Ceremonial touches provided for solemn business

When Chen Qi, 64, completed a mass sea burial on the morning of Oct 30 and steered his 33-meter-long yacht back to its berth in Dalian, Liaoning province, he found another group of people waiting for him.

They had hired a 17-meter vessel owned by Chen for a private sea funeral.

"As you can see, I ferry one group after another-until one day I will be the one being buried at sea," Chen said calmly at the wheel of his tailor-made craft.

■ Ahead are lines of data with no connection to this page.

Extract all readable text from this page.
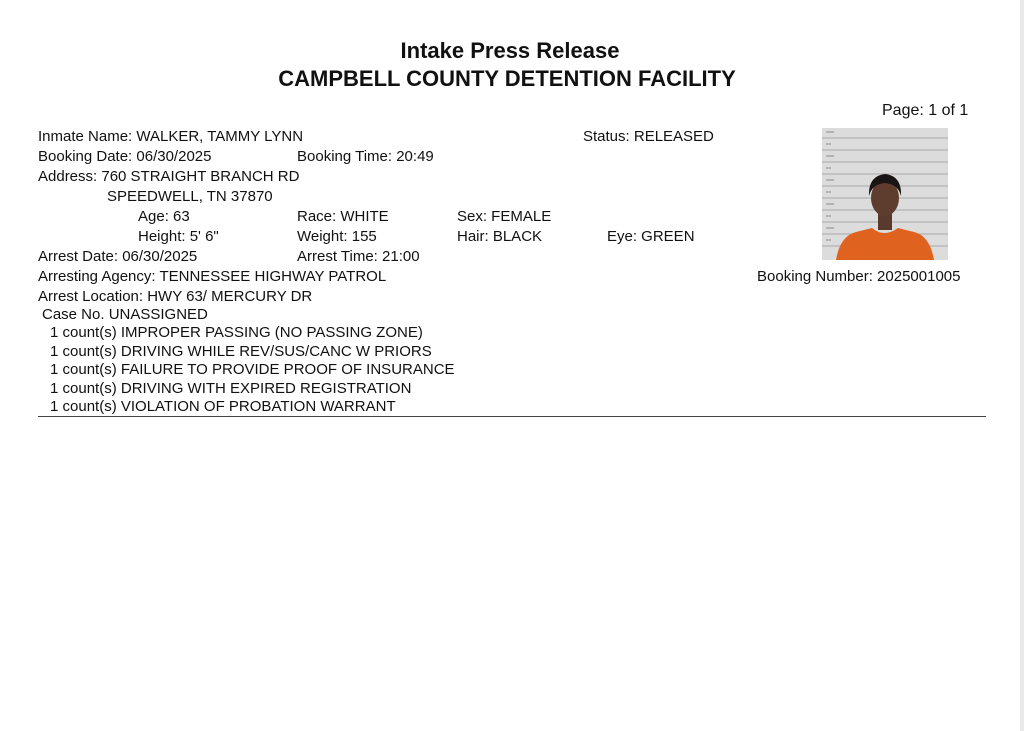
Intake Press Release
CAMPBELL COUNTY DETENTION FACILITY
Page: 1 of 1
Inmate Name: WALKER, TAMMY LYNN	Status: RELEASED
Booking Date: 06/30/2025	Booking Time: 20:49
Address: 760 STRAIGHT BRANCH RD
SPEEDWELL, TN 37870
Age: 63	Race: WHITE	Sex: FEMALE
Height: 5' 6"	Weight: 155	Hair: BLACK	Eye: GREEN
Arrest Date: 06/30/2025	Arrest Time: 21:00
Arresting Agency: TENNESSEE HIGHWAY PATROL	Booking Number: 2025001005
Arrest Location: HWY 63/ MERCURY DR
Case No. UNASSIGNED
1 count(s) IMPROPER PASSING (NO PASSING ZONE)
1 count(s) DRIVING WHILE REV/SUS/CANC W PRIORS
1 count(s) FAILURE TO PROVIDE PROOF OF INSURANCE
1 count(s) DRIVING WITH EXPIRED REGISTRATION
1 count(s) VIOLATION OF PROBATION WARRANT
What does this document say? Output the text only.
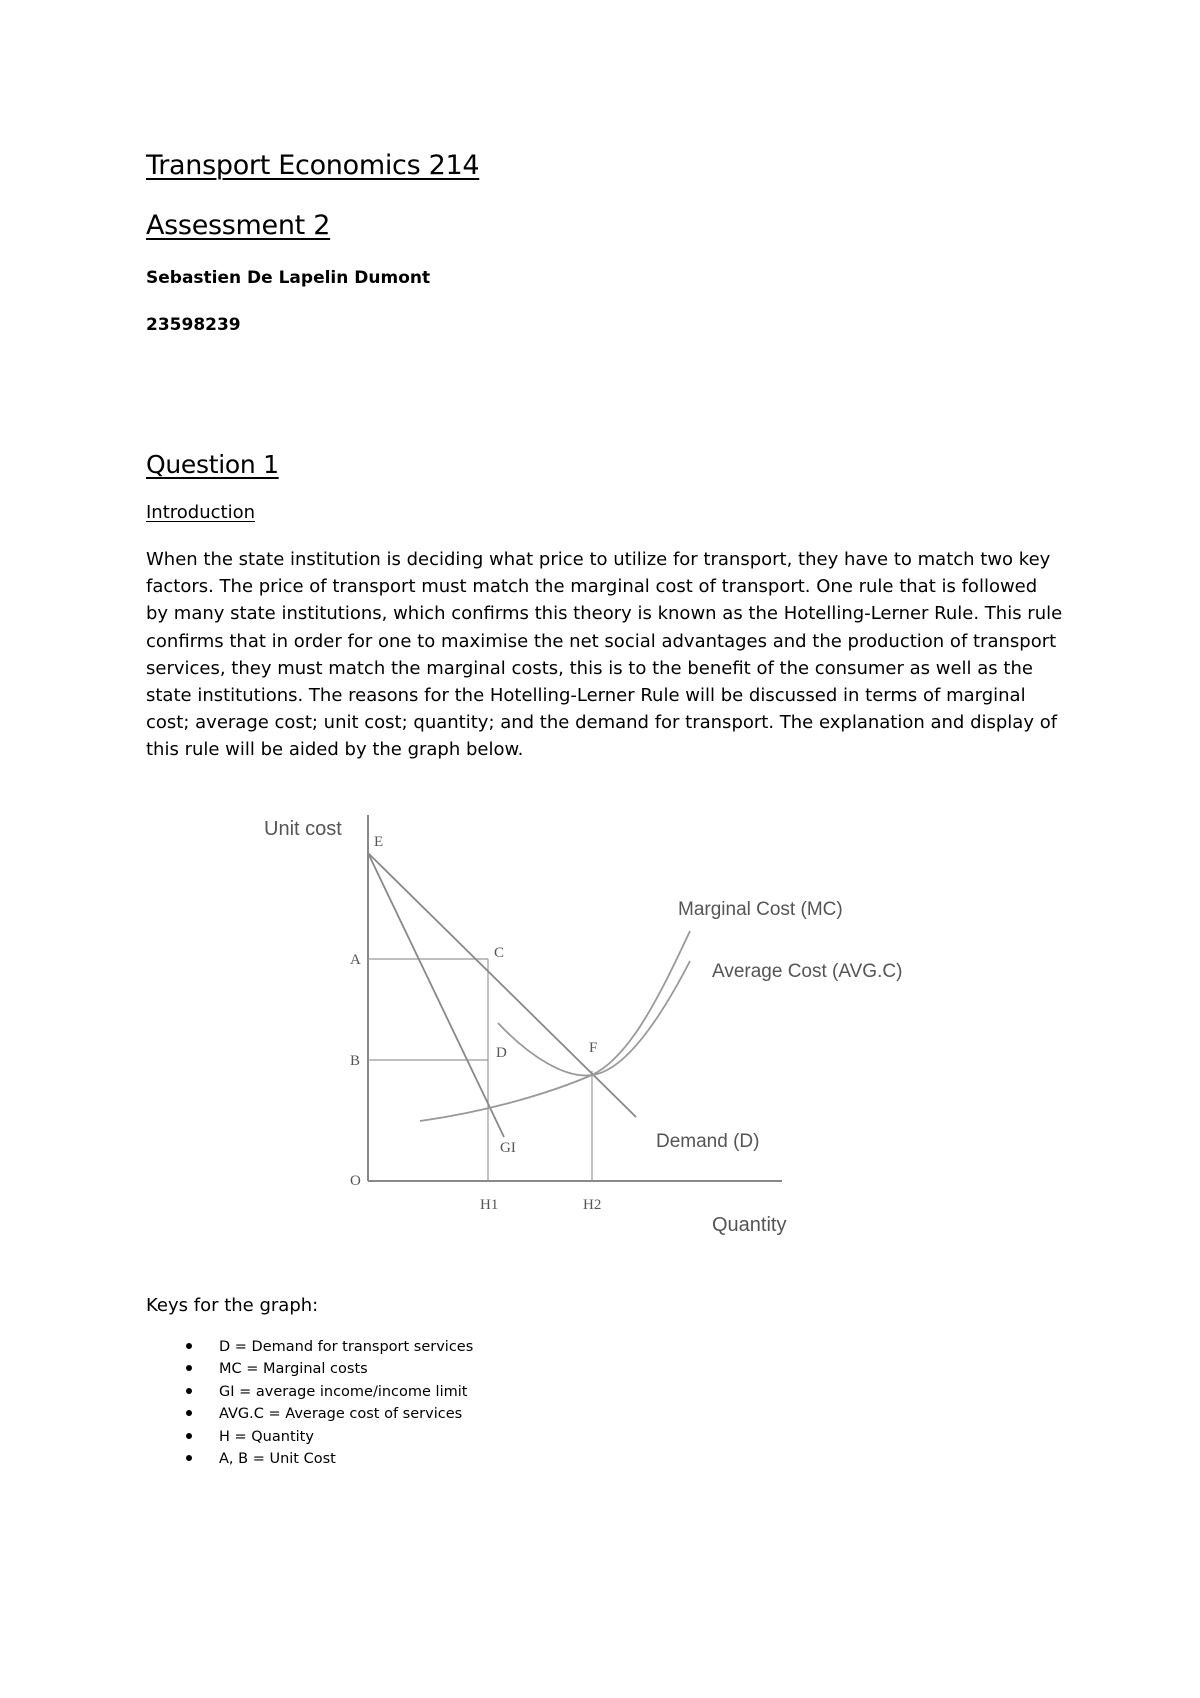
Transport Economics 214
Assessment 2
Sebastien De Lapelin Dumont
23598239
Question 1
Introduction
When the state institution is deciding what price to utilize for transport, they have to match two key
factors. The price of transport must match the marginal cost of transport. One rule that is followed
by many state institutions, which confirms this theory is known as the Hotelling-Lerner Rule. This rule
confirms that in order for one to maximise the net social advantages and the production of transport
services, they must match the marginal costs, this is to the benefit of the consumer as well as the
state institutions. The reasons for the Hotelling-Lerner Rule will be discussed in terms of marginal
cost; average cost; unit cost; quantity; and the demand for transport. The explanation and display of
this rule will be aided by the graph below.
Unit cost
Quantity
Marginal Cost (MC)
Average Cost (AVG.C)
Demand (D)
E
A	C
B	D	F
GI
O
H1	H2
Keys for the graph:
D = Demand for transport services
MC = Marginal costs
GI = average income/income limit
AVG.C = Average cost of services
H = Quantity
A, B = Unit Cost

He has run one of the biggest sea burial service centers in China for 23 years, but has never kept count of the number of people's ashes that have been spread across the sea from his four boats. However, he estimates that last year alone, the figure was more than 7,000.

There are mainly three types of people who choose sea burials, according to Chen.

Some have special feelings about the ocean, while others cannot be buried in family graves due to local customs or traditions, especially those relating to cases of suicide or accidental death. Finally, there are families who cannot afford a traditional land burial.

For the mass sea burial on Oct 30, the Civil Affairs Department in Tieling, Liaoning, provided a subsidy of 1,502 yuan ($225) for each family of the deceased.

In addition, the department covered all expenses, including paying for up to three relatives to travel to Dalian, a one-night hotel stay and two meals, all of which were arranged by Chen's company.

However, such subsidies vary from city to city, and private sea burials are not subsidized, Chen said.

"Last year, we carried out more than 600 sea burials, about 80 percent of which were private," he said.